The Cutter ignites ten rockets that would have made Guy Fawkes proud. Stand well back.
Tony Yeboah v Wimbledon
Without the sturdily contructed net this would still be rising and presently zooming past Uranus.
Stephen Reid v Wigan
Ever wondered where the phrae ‘returned with interest’ came from?

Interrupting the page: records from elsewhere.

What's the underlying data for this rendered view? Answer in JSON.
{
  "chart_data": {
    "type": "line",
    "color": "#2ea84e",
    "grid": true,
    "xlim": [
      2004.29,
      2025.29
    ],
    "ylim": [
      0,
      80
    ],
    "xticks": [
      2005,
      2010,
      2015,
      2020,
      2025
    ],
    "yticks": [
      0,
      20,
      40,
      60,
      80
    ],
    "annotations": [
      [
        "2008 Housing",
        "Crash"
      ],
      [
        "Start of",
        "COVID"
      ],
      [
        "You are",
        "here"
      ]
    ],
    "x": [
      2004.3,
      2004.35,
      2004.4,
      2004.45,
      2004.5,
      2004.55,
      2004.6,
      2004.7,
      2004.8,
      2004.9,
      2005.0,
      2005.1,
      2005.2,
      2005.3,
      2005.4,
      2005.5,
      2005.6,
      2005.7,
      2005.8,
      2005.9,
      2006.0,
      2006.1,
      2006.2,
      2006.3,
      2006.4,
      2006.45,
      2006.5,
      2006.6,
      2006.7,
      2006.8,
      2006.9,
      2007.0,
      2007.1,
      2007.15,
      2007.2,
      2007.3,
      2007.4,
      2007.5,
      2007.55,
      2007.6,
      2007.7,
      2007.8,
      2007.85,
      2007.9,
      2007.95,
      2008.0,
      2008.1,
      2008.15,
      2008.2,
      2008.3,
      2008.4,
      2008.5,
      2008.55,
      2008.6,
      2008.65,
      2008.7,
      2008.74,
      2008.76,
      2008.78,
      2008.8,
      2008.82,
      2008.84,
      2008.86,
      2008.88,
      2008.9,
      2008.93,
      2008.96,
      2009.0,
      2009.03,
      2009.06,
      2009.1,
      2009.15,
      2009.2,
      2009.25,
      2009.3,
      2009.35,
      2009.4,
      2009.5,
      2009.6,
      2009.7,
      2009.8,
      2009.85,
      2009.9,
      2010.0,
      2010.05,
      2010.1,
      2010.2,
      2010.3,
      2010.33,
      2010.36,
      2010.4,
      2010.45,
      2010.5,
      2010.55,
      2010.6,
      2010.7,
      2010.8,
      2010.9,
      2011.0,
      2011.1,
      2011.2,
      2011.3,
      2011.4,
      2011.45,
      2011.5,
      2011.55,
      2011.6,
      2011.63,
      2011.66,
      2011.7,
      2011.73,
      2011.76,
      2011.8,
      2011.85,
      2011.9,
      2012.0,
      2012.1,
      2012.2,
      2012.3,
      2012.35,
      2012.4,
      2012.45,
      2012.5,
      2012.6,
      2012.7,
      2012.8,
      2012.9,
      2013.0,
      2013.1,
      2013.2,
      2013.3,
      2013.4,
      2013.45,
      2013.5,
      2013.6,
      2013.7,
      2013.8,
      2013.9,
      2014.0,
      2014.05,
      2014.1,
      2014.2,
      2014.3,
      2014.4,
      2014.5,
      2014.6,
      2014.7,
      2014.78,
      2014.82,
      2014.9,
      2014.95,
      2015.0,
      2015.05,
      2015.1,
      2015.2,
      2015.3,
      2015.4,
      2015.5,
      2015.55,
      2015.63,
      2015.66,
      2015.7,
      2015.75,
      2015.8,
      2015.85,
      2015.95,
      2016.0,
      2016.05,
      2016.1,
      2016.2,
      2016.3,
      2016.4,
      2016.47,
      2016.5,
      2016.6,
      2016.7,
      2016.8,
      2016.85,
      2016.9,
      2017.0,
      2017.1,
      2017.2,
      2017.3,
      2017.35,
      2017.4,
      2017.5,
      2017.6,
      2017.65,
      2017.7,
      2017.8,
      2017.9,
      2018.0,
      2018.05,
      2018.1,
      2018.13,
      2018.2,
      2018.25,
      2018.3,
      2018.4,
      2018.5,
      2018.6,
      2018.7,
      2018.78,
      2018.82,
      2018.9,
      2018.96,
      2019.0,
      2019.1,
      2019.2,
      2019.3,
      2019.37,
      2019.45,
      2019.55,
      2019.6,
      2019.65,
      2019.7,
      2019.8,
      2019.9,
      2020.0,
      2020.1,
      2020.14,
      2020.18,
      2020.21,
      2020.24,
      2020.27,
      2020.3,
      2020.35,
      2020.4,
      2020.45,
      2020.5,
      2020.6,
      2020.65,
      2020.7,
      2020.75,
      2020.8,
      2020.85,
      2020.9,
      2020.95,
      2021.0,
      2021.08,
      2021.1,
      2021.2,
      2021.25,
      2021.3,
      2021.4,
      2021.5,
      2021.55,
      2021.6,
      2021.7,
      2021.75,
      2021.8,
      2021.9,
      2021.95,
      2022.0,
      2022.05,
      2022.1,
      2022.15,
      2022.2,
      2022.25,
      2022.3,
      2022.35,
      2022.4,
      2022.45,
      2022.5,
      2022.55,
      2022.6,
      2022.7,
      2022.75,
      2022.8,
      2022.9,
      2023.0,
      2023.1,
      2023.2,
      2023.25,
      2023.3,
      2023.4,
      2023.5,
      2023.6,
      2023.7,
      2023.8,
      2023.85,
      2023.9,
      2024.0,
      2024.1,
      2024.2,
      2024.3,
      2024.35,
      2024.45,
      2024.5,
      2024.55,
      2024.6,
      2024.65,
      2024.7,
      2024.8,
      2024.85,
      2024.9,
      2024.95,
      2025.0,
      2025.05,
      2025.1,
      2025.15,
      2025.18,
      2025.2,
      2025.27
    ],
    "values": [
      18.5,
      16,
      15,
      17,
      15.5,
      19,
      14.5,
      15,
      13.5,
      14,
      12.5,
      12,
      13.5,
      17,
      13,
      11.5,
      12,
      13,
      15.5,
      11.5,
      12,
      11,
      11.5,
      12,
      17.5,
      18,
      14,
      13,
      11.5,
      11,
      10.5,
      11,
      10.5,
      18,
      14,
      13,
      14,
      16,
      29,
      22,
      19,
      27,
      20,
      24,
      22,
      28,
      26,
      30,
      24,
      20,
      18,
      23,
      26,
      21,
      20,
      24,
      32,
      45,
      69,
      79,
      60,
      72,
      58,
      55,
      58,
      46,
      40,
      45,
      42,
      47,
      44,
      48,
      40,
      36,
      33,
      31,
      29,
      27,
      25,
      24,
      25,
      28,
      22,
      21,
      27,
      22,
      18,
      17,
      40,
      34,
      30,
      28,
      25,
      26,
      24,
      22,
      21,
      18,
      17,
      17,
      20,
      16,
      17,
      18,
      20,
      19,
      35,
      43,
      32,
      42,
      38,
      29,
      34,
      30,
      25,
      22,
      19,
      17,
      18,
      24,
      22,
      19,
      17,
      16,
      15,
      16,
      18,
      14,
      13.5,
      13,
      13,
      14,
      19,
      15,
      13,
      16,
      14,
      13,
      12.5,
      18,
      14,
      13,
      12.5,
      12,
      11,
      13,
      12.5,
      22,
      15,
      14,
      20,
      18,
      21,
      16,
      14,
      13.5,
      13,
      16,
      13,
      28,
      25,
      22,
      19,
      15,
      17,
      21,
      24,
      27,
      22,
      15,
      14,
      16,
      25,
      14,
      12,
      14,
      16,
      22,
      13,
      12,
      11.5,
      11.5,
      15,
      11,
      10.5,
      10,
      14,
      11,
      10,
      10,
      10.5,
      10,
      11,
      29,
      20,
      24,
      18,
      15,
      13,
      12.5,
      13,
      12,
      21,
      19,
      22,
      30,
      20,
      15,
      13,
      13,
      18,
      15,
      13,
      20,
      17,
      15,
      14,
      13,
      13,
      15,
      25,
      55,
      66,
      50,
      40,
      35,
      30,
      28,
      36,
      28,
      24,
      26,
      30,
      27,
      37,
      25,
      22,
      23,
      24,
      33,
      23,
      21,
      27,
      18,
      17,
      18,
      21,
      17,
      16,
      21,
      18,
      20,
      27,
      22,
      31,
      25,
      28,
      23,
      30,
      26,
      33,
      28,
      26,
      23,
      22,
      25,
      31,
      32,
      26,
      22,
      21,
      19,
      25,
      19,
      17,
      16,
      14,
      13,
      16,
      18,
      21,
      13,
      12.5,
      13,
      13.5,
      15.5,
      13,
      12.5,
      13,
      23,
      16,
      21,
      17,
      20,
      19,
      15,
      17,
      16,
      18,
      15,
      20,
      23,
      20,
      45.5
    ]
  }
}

Here’s where.
Steven Gerrard v Middlesbrough
Exquisite cushioned control followed by an exocet that could have blown up Parliament.
Wayne Rooney v Newcastle United
The ref should rightfully have been given an assist for this thunderbastard.
Jorg Albertz v Celtic
The German with a foot like a traction engine could have pointed to the exact spot this was heading and it still would have bruised the netting.
Arie Haan v Italy
Haan’s hammer showed that total football also embraced the laces-through-it simplicity of a long-range belter.
Clarence Seedorf v Atletico Madrid
Even when Clarence went primal thwack he did so in style.
Peter Lorimer v Crystal Palace
He didn’t gain the nickname ‘Thunderboots’ for his sidefooting finesse.
Alan Shearer v Everton
Shearer’s most treasured goal. Out of 313 so you expect it to be this good.
Yaya Toure v Sunderland
With a flick of his size 11s Yaya nonchalently defies physics.